Demokrat: KPK Bisa Bubar Kalau Revisi UU KPK Dilanjutkan
Menurut Jefri, perubahan UU KPK sangat tidak tepat karena akan melemahkan kpk dalam melakukan pemberantasan korupsi.
Editor: Hasanudin Aco
TRIBUNNEWS.COM, JAKARTA - Sikap Partai Demokrat menolak revisi Undang-undang nomor 30 tahun 2002 tentang Komisi Pemberantasan Korupsi (KPK) kembali ditegaskan oleh anggota Badan Legislatif (Baleg) Jefri Riwu Kore.
Menurut Jefri, perubahan UU KPK sangat tidak tepat karena akan melemahkan kpk dalam melakukan pemberantasan korupsi.
"Kami Fraksi Partai Demokrat menolak tegas revisi tersebut agar KPK bisa bekerja secara maksimal dalam pemberantasan korupsi. KPK bisa bubar kalau revisi ini dijalankan," ucap Jefri melalui keterangan tertulisnya kepada Kompas.com, Kamis (11/2/2016).
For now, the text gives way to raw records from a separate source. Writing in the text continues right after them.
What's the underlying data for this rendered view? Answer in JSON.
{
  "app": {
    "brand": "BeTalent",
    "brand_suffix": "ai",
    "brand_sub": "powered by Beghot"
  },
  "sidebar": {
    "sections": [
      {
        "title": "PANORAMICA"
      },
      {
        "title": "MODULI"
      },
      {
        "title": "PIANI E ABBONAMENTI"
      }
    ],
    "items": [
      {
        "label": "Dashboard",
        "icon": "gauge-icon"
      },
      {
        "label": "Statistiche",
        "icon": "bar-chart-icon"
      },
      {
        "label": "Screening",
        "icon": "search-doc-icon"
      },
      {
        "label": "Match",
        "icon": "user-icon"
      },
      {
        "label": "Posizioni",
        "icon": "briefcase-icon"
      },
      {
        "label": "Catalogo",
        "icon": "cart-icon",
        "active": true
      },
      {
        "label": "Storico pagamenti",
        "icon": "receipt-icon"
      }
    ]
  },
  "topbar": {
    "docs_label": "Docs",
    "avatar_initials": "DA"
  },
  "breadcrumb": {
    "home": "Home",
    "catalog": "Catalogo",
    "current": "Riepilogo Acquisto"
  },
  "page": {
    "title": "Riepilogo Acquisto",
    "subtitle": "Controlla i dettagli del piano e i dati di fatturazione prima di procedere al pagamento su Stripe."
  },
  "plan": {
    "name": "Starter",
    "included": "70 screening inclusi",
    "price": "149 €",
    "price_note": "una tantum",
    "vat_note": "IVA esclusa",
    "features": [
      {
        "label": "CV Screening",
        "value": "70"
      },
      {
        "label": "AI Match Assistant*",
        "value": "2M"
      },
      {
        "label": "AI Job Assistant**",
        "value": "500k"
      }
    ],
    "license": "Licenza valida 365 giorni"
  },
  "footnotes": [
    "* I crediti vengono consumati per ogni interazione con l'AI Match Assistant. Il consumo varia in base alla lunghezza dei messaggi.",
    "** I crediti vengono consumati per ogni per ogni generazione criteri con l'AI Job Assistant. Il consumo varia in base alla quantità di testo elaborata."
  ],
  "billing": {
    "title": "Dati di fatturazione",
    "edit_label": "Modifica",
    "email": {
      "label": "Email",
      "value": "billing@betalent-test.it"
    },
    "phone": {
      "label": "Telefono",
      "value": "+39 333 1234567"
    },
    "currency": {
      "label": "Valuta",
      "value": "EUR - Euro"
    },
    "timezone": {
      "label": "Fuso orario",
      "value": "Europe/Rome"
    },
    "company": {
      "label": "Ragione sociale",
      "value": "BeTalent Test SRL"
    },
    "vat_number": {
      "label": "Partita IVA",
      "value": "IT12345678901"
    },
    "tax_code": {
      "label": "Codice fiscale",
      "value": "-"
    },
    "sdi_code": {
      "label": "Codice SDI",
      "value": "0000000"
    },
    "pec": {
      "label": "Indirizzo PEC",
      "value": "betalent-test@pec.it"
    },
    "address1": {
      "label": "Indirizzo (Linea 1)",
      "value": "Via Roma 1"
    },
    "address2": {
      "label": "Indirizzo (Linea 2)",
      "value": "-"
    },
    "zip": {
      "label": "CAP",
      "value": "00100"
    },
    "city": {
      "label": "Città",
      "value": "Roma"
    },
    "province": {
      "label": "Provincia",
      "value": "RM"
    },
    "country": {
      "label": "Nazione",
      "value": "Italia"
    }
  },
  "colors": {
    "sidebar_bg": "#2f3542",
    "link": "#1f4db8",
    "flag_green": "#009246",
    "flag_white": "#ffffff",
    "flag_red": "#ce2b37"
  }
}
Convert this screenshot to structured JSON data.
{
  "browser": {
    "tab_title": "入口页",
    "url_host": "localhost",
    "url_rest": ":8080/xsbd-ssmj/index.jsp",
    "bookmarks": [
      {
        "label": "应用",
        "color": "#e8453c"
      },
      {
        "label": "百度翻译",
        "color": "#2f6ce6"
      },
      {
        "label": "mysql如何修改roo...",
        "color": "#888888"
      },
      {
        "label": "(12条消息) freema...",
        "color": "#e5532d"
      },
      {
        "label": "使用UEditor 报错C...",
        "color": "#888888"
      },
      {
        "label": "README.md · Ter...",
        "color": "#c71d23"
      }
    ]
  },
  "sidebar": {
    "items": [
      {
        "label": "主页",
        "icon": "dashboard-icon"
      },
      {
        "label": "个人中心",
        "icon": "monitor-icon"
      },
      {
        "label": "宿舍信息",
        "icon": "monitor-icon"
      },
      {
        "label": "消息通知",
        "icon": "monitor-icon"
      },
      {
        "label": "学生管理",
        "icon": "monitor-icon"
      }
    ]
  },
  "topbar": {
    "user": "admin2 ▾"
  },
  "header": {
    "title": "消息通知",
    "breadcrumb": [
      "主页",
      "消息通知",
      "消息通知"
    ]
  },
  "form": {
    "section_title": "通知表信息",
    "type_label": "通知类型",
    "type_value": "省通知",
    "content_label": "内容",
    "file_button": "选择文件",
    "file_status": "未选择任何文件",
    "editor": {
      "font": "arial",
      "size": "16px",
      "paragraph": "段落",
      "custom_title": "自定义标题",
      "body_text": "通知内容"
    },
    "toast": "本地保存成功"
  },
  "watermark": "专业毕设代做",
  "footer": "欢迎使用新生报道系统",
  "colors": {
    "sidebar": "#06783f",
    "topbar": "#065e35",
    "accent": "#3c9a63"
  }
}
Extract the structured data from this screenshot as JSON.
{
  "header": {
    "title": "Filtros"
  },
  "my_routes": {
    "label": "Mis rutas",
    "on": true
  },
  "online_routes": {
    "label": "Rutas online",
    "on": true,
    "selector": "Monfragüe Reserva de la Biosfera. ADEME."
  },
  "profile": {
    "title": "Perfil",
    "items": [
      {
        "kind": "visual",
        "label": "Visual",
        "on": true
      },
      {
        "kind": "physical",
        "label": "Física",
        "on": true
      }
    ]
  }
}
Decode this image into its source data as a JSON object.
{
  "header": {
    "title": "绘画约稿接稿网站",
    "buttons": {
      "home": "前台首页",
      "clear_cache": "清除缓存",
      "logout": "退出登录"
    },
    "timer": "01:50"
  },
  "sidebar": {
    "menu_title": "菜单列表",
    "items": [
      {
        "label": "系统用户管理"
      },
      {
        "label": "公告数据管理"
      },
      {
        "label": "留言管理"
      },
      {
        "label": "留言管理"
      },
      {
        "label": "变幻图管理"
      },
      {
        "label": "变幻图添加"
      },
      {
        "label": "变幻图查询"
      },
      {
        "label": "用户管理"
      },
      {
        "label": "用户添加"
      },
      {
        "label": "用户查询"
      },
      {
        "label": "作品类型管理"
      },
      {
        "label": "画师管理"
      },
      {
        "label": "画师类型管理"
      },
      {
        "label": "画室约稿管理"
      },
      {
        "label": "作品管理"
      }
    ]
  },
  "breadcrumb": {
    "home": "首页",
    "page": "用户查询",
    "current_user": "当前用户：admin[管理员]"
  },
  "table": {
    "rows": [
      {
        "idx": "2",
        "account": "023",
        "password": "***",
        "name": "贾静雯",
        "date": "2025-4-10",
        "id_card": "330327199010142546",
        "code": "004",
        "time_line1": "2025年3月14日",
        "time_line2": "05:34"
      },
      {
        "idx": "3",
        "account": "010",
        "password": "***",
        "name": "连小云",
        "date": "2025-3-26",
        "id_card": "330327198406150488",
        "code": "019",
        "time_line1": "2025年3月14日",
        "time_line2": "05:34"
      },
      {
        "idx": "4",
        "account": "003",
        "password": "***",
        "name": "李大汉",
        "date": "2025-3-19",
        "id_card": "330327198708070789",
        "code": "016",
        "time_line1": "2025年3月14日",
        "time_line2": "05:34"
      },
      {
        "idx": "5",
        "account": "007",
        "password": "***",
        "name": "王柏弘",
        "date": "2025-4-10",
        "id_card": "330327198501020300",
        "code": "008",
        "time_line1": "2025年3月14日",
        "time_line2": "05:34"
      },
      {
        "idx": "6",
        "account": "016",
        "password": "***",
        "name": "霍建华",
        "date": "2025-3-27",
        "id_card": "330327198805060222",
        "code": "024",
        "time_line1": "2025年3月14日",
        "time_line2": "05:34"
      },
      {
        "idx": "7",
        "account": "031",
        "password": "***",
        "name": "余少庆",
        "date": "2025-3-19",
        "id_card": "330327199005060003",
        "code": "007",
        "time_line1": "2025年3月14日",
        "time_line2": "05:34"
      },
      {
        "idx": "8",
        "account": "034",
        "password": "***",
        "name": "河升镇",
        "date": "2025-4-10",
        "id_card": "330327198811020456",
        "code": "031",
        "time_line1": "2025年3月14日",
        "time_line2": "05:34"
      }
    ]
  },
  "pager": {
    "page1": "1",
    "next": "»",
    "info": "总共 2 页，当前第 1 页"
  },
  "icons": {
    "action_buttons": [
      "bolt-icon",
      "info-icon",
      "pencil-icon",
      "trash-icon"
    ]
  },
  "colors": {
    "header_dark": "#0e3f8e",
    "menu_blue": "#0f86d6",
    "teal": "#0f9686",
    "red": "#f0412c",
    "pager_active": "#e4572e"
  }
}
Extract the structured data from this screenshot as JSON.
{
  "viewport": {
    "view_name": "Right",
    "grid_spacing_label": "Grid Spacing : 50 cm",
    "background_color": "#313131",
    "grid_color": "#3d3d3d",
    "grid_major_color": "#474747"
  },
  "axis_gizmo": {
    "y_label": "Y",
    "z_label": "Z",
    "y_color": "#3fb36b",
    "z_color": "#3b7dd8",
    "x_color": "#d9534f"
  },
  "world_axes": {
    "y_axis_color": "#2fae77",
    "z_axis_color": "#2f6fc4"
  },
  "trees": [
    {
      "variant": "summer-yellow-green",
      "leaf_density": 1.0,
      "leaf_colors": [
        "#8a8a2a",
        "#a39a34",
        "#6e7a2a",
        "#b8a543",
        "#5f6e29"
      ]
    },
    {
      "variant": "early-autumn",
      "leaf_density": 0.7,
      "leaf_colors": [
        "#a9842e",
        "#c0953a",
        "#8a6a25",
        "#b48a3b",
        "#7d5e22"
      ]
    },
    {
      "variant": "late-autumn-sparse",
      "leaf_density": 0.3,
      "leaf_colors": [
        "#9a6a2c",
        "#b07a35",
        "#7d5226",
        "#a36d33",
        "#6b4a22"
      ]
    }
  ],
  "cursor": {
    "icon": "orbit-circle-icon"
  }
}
Ada beberapa poin revisi yang ditolak oleh Fraksi Partai Demokrat, antara lain terkait Surat Perintah Penghentian Penyidikan (SP3) dan izin penyadapan melalui dewan pengawas.
Koordinator Juru Bicara Partai Demokrat Ruhut Sitompul mengungkapkan, KPK tidak memerlukan SP3 karena sejak awal sangat berhati-hati dalam menetapkan seorang tersangka.
Terbukti, sejak berdiri hingga saat ini, semua tersangka akhirnya divonis bersalah di pengadilan.
"Dari 2002 sampai sekarang belum ada satupun yang bebas murni," kata Ruhut di Kompleks Parlemen, Senayan, Jakarta, Jumat (10/2/2016).
Ruhut juga mengaku tidak setuju dengan aturan penyadapan yang harus melalui izin dewan pengawas. Menurut Ruhut, KPK selama ini pun sangat hati-hati dalam melakukan penyadapan.
"KPK menyadap ada SOP-nya. Tidak asal-asalan," ucap anggota Anggota Komisi III DPR itu.
Ruhut justru khawatir nantinya penyadapan yang dilakukan KPK akan bocor jika harus mendapatkan izin dari dewan pengawas. Menurut dia, orang-orang di dewan pengawas juga hanya manusia biasa yang tidak akan bebas dari kepentingan.
"Pasti akan bocor," ucap Ruhut.
Sementara itu, poin yang sudah disepakati sejauh ini oleh fraksi lainnya, kecuali Demokrat dan Gerindra, meliputi pembentukan dewan pengawas KPK, penyadapan dan penyitaan harus seizin dewan pengawas, pemberian wewenang bagi KPK untuk menerbitkan surat perintah penghentian penyidikan.
Kemudian, larangan bagi pimpinan KPK yang mengundurkan diri untuk menduduki jabatan publik, serta pemberhentian bagi pimpinan KPK yang dijatuhi pidana berdasarkan vonis pengadilan yang berkekuatan hukum tetap.